Les organismes ont également rappelé que le premier ministre Justin Trudeau s’était engagé, lors de la campagne électorale, à défaire la réforme de l’assurance-emploi menée par le gouvernement conservateur. Il est temps selon eux qu’il mette sa promesse à exécution.

Yvon Payeur, du conseil central Côte-Nord de la CSN, a affirmé qu’outre le trou noir, qui doit être réglé rapidement, l’assurance-emploi doit subir une réforme en profondeur. « Il faut que l’accessibilité augmente pour tout le monde. […] Il ne faut plus que le gouvernement ait le droit d’aller piger dans cette caisse-là », a-t-il noté, suscitant les applaudissements de la salle.

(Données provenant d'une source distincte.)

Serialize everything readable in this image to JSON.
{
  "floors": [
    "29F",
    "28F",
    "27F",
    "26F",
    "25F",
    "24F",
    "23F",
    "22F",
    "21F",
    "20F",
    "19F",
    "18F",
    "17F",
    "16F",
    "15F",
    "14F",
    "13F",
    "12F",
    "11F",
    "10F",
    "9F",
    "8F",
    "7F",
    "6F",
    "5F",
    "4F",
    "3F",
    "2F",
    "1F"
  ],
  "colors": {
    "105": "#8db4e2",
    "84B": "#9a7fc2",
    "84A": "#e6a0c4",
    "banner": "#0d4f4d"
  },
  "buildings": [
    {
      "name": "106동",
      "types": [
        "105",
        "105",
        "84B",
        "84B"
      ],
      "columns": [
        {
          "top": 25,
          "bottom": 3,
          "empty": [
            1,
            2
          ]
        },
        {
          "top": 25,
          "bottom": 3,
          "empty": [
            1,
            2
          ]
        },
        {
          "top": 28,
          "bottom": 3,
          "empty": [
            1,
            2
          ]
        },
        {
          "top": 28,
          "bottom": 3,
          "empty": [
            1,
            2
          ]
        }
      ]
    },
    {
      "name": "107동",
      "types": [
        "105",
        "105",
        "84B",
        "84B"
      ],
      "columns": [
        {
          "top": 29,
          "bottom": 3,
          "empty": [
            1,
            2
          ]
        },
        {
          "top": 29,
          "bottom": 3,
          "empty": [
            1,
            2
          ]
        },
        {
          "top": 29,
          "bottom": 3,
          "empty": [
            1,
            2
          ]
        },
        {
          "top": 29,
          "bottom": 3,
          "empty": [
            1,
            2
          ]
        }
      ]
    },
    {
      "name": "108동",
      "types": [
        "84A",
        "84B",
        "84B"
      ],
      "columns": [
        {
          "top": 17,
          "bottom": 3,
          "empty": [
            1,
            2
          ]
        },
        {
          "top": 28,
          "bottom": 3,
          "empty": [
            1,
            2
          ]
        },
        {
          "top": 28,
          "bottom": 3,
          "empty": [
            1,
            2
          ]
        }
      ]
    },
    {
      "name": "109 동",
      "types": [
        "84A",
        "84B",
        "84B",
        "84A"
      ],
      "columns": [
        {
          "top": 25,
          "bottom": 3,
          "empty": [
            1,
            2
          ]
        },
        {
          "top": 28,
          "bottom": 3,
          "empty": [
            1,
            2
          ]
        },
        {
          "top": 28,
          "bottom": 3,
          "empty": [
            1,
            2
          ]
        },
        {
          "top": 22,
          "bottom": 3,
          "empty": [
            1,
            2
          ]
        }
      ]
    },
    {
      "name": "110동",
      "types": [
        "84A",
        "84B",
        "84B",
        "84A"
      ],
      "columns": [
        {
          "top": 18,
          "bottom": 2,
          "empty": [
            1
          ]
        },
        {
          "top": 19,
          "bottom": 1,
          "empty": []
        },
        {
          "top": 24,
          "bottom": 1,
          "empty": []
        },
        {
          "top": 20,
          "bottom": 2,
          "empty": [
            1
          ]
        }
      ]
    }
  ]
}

Les autres organismes partagent cette opinion. Claude Guimond croit qu’après la prolongation de la période de prestations, le gouvernement pourrait réunir les intervenants et réévaluer l’assurance-emploi et, pourquoi pas, instaurer un programme « qui tiendrait compte de la réalité des travailleurs saisonniers ».

Si le redécoupage des zones pour l’assurance-emploi est également évoqué comme solution possible, les intervenants croient qu’il serait moins viable que la prolongation des semaines de prestations, puisqu’il pourrait régler la situation pour une région, mais transférer le problème à une autre.